Richard Matheson on Screen: A History of the Filmed Works by Matthew R. Bradley

Richard Matheson on Screen: A History of the Filmed Works by Matthew R. Bradley

Author:Matthew R. Bradley
Language: eng
Format: mobi
Published: 2010-10-12T21:10:00+00:00


Amusingly, one of the few film adaptations of Matheson's work outside the fantasy genre was co-scripted by Shimon Wincelberg, a prolific television writer in that very genre, with Jo Eisinger and Dorothea Bennett; some sources attribute the script to Wincelberg and French screenwriter and author Albert Simonin, but the latter's name does not appear in the credits of the English-language version.
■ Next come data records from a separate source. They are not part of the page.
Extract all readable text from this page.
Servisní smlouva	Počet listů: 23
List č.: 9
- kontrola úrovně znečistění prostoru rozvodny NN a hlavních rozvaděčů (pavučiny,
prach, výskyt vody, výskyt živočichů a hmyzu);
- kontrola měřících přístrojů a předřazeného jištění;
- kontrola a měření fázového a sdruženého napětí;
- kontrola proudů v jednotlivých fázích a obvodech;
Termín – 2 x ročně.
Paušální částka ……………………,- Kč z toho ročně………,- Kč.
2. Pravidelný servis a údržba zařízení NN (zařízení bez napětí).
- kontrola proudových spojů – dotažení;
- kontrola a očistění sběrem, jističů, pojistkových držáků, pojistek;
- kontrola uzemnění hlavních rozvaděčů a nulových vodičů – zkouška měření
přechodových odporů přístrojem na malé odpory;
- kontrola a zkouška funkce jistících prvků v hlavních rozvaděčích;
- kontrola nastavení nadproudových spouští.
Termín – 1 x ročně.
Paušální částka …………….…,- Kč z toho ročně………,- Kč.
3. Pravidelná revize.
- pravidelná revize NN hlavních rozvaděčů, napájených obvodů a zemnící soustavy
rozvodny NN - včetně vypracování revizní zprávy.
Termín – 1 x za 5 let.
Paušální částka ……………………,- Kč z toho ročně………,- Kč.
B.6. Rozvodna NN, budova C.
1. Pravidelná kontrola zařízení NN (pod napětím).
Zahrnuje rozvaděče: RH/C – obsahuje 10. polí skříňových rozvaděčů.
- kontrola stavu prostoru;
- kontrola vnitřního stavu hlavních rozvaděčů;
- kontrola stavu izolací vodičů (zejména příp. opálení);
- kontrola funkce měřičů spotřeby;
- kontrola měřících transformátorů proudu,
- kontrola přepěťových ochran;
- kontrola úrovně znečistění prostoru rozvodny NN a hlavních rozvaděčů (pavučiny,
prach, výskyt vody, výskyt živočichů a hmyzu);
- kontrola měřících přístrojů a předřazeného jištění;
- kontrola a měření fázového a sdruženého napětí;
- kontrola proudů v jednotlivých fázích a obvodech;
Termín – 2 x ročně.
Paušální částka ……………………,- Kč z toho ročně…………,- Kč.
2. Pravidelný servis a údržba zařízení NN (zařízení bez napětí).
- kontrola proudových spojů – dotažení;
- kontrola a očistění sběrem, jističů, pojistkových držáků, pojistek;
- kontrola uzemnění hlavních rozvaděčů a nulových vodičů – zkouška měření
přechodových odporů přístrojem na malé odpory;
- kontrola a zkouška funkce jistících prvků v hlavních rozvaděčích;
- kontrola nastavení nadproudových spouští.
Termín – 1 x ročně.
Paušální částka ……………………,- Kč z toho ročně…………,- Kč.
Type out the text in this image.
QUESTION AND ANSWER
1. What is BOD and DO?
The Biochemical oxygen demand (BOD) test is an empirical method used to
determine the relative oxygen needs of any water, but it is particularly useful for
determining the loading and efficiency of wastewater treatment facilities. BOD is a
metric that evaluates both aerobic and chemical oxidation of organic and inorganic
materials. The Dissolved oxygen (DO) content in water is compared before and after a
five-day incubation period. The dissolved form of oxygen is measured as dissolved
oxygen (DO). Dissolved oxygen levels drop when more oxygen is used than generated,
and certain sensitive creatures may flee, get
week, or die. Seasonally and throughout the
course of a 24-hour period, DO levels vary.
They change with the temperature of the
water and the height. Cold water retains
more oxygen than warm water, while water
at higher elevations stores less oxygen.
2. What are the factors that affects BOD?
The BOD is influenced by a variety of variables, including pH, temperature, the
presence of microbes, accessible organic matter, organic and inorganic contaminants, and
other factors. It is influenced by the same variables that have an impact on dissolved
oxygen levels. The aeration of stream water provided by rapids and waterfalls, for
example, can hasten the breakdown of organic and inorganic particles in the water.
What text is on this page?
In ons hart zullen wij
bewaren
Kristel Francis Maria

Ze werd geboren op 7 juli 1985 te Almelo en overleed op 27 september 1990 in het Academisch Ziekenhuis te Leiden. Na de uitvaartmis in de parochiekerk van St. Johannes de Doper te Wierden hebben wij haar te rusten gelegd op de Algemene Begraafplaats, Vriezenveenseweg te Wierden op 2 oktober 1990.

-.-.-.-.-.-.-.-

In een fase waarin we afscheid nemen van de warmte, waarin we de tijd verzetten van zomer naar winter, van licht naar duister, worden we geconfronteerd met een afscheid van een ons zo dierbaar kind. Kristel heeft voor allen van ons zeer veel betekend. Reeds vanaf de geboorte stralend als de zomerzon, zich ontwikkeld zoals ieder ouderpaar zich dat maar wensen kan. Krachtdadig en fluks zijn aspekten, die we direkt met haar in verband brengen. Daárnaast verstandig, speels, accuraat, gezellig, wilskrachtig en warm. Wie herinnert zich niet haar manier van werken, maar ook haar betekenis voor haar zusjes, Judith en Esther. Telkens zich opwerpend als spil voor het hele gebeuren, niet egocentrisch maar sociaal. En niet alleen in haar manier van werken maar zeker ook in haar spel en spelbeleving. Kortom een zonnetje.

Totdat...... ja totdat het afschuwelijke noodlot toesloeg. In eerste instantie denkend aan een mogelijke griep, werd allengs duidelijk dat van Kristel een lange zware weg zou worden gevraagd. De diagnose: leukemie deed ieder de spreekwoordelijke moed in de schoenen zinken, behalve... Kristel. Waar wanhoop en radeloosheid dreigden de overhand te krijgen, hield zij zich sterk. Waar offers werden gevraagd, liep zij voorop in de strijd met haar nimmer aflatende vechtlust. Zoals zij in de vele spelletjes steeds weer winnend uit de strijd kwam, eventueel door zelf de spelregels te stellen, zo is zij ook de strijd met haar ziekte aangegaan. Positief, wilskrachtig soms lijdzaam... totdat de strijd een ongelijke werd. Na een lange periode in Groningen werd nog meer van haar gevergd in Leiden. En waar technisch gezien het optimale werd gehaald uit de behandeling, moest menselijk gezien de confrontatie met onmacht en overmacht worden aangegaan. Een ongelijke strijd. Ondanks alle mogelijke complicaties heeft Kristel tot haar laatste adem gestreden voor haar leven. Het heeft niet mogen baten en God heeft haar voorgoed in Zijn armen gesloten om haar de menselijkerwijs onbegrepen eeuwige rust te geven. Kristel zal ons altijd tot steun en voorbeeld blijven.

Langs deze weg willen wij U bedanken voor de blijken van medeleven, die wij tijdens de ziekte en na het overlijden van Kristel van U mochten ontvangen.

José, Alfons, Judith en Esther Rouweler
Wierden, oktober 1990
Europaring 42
Under his own byline or his frequent pseudonym of S. Bar David, Wincelberg worked on such SF series as Star Trek, The Immortal, Logan's Run, The Man from Atlantis, Planet of theApes, The Starlost, and Irwin Allen's Voyage to the Bottom of the Sea, also helping to develop Allen's Lost in Space and The Time Tunnel for television, and shared an Emmy Award for an episode of Law & Order. A veteran of such noir classics as Gilda (1946) and Night and the City (1950), American screenwriter Eisinger was an appropriate collaborator to adapt the novel, and had worked with Young previously on The Poppy Is Also a Flower (1966), a United Nations anti-drug TV-movie from a story by James Bond's creator, Ian Fleming.

In his book on Bronson, Michael R. Pitts notes that, like the actor's previous starring vehicle Cittd Violenta (Violent City, aka The Family, 1970), De la Part des Copains was popular in Europe and around the world but did not see a U.S. release (as Cold Sweat) until 1974 (presumably to cash in on Bronson's success that same year with Michael Winner's Death Wish). Stunt coordinator Remy Julienne, who provided the superb car sequences with his team and later worked on every Bond film from For Your Eyes Only (1981) to GoldenEye (1995), was a fellow veteran of Cittd Violenta, as were cast members Jill Ireland and Michel Constantin. Credited as "Whitey" in some sources, the latter's character is called "Vermont" in the U.S. version. According to the IMDb, his voice in U.S. prints was provided by David Hess, who had starred in Wes Craven's notorious The Last House on the Left (1972), and was then engaged in a multilingual dubbing career.

Like the Hitchcock Hour version, the film begins fairly faithfully as Joe Martin (Bronson), an American expatriate and Korean War veteran now running a fast fishing boat and sharing a somewhat strained relationship with wife Fabienne (Ullmann), receives a threatening phone call and a nocturnal visit from his "army buddy," Vermont, and then is forced to dispose of him. (The killing is effectively shot through a swinging door that gradually loses momentum and shuts, so that the audience and Fabienne only hear Vermont's neck being broken.) Joe reveals that seven years ago, as Sgt. Joe Moran, he abandoned his four companions when they killed a policeman during an escape from a German stockade; the others were sentenced to 20 years apiece. Now, aspiring Mafioso Fausto Gelardi (Pistilli), ex-Foreign Legionnaire Katanga (Jean Topart), and Capt. Ross (Mason, affecting a jawdroppingly broad Southern accent), Joe's former commanding officer turned black marketeer, are on the run after breaking out of prison along with Vermont.